Isso não me interessa – eu falei com sinceridade e intensidade.
Os diabinhos riram: sinceridade e intensidade...
– Eu nunca posso buscar uma verdade humana?– perguntei irritado.
   Os capetas continuaram debochando.
   Convidei-a para um lanche.
   Ela comeu um pedaço de pizza como se estivesse vendo o mar pela primeira vez.
   Era bonito de ver. Tomando uma coca, botando molho na pizza.

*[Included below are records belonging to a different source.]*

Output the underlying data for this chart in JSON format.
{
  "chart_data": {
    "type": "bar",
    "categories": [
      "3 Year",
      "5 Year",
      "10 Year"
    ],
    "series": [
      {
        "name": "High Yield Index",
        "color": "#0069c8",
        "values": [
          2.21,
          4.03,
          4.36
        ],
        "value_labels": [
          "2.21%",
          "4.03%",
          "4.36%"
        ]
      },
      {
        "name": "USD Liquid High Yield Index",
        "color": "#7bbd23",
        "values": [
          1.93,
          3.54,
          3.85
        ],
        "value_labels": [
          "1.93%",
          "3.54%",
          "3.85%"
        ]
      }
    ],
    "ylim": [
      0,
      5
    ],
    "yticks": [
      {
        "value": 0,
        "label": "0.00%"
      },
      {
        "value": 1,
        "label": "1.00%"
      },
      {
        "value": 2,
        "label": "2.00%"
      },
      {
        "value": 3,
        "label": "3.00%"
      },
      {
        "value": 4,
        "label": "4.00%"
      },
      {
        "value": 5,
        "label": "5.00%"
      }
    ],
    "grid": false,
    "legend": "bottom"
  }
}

– Eu pego o ônibus aqui no Eixinho, ela informou.
– Vai em pé ou sentada?
– Quase sempre em pé.
– Posso te deixar na rodoviária, disse.
– Tá bom.
   Ela contou também que o gerente do posto a aporrinhava todos os dias.
   Vingando-se nos empregados das broncas do proprietário.
– Você é evangélica?
– Por quê?
– É que no entorno, todo mundo parece que é ou vai ser.
– Não, eu não sou, mas quase toda a vizinhança é. Só dá traficante e evangélico.
   Chegamos à rodoviária. Ela desceu do carro.
   “Tchau”. Tchau. Arrumou o cabelo e desapareceu no meio da multidão.
* Querido Emanuel, 
os teus 3 diabinhos me lembraram esse bar, Les 3 Diables, que fica no Les Ponchettes, na Viex Nice e que frequentei com assiduidade em um período que passei por lá.
Daí a ilustração.
Abração, amigo!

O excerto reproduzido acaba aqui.